The agreement follows months of negotiations between the US and Ukraine and commits the US for 10 years to continued training of Ukraine’s armed forces, more cooperation in the production of weapons and military equipment, the continued provision of military assistance and greater intelligence sharing.

Biden’s national security adviser Jake Sullivan called the pact a “real marker” of the American commitment to Ukraine “not just for this month and this year, but for the many years ahead.”

And Biden, speaking in Italy, said the pact was designed to make Ukraine more self-sufficient — and, by extension, less dependent on shifting American sentiments.

“Our goal is to strengthen Ukraine’s credible defense and deterrence capabilities for the long term,” he said. “A lasting peace for Ukraine must be underwritten by Ukraine’s own ability to defend itself now and to deter future aggression anytime in the future.”

Still, the pledge is an “executive agreement,” making it less formal than a treaty and not necessarily binding for any future presidents. And it does not contain any new money and is instead “subject to the availability of appropriated funds,” according to its text.

After a drawn-out battle this year with congressional Republicans to pass $60 billion for Ukraine — causing Biden to apologize last week for delays that US officials say helped Russia regain momentum on the battlefield — there is little likelihood the president will go back to Congress this year for additional funding.

Biden pushes G7 to back reproductive rights

Even on an issue unrelated to Ukraine, Biden sought this week to consolidate G7 support in a way that would be unlikely if Trump were to return to the summit.

Behind the scenes, he and US officials pushed to keep language about reproductive rights in a G7 leaders’ statement after the summit host, Italian Prime Minister Giorgia Meloni, sought to strip some language from the document, according to American officials.

The back-and-forth illustrated some of the fraught dynamics at play at the summit. Biden has worked to make protecting abortion rights a centerpiece of his reelection bid, and a key point of contrast with Trump.

“The president felt very strongly that we needed to have at the very least the language that references what we did in Hiroshima on women’s health and reproductive rights,” a senior US administration official said, referring to last year’s G7 summit in Japan.

In that document, leaders reiterated their support for “access to safe and legal abortion and post abortion care.” It also expressed “strong concern about the rollback of women’s and girls’ rights.”

The trip to the rocky Adriatic coast this week is likely to be Biden’s final time abroad before November’s elections, and a final moment to harden alliances in person and seal agreements before the unknowable outcome of the vote.

American allies in Europe are collectively preparing for a second Trump administration with a sense both of trepidation and exhaustion. During diplomatic visits and quiet pull-asides at summits like the G7, it is a topic of constant conversation.

French luminaries who were invited to the Élysée Palace last week for a state dinner in honor of Biden openly discussed their anxiety about Trump’s potential return to the White House, according to a person who attended.

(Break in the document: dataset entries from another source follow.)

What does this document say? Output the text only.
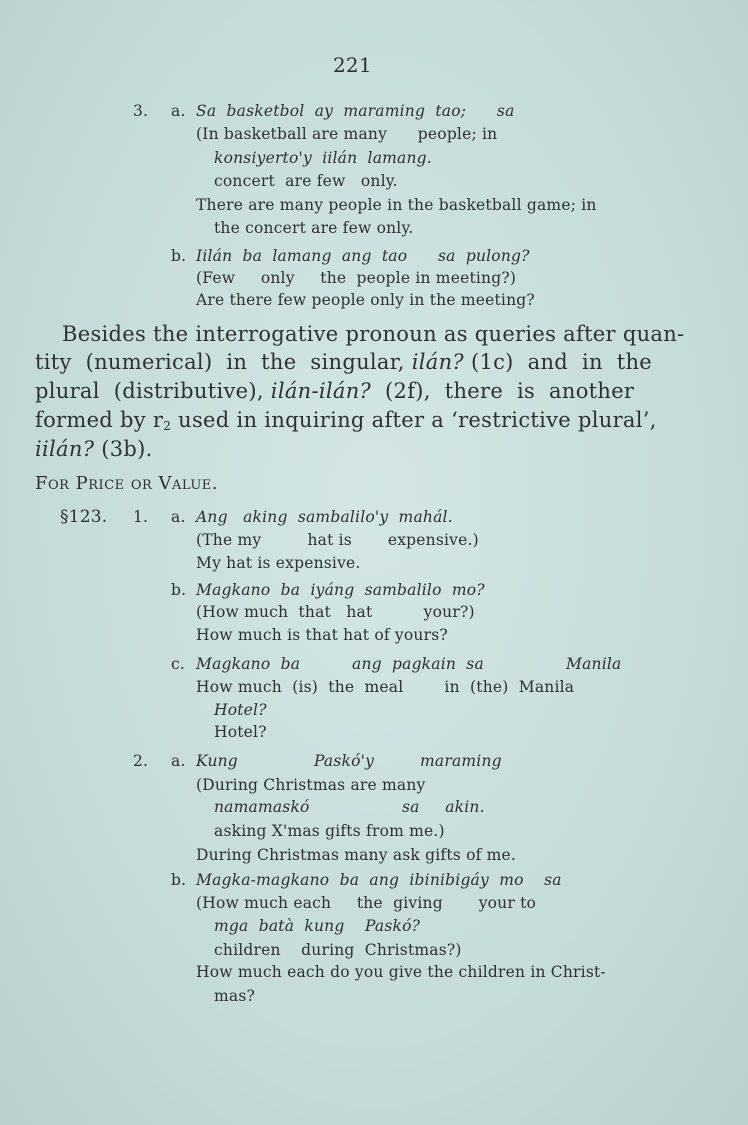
221
3. a. Sa  basketbol  ay  maraming  tao;      sa
(In basketball are many      people; in
konsiyerto'y  iilán  lamang.
concert  are few   only.
There are many people in the basketball game; in
the concert are few only.
b. Iilán  ba  lamang  ang  tao      sa  pulong?
(Few     only     the  people in meeting?)
Are there few people only in the meeting?
Besides the interrogative pronoun as queries after quan-
tity  (numerical)  in  the  singular, ilán? (1c)  and  in  the
plural  (distributive), ilán-ilán?  (2f),  there  is  another
formed by $r_2$ used in inquiring after a ‘restrictive plural’,
iilán? (3b).
For Price or Value.
§123. 1. a. Ang   aking  sambalilo'y  mahál.
(The my         hat is       expensive.)
My hat is expensive.
b. Magkano  ba  iyáng  sambalilo  mo?
(How much  that   hat          your?)
How much is that hat of yours?
c. Magkano  ba	ang  pagkain  sa	Manila
How much  (is)  the  meal        in  (the)  Manila
Hotel?
Hotel?
2. a. Kung	Paskó'y	maraming
(During Christmas are many
namamaskó	sa     akin.
asking X'mas gifts from me.)
During Christmas many ask gifts of me.
b. Magka-magkano  ba  ang  ibinibigáy  mo    sa
(How much each     the  giving       your to
mga  batà  kung    Paskó?
children    during  Christmas?)
How much each do you give the children in Christ-
mas?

Those who lived through the experience the first time around have little appetite for a return to the open animosity and norm-busting rituals that came with Trump wherever he went, be it battles over climate on a cliffside in Sicily, haggling on trade in the forests of Quebec or an argument over readmitting Russia at a lighthouse in Biarritz.

By the end of his term, Trump had begun questioning the utility of attending the gatherings at all, fed up with what he saw as an unpleasant and unwelcoming experience.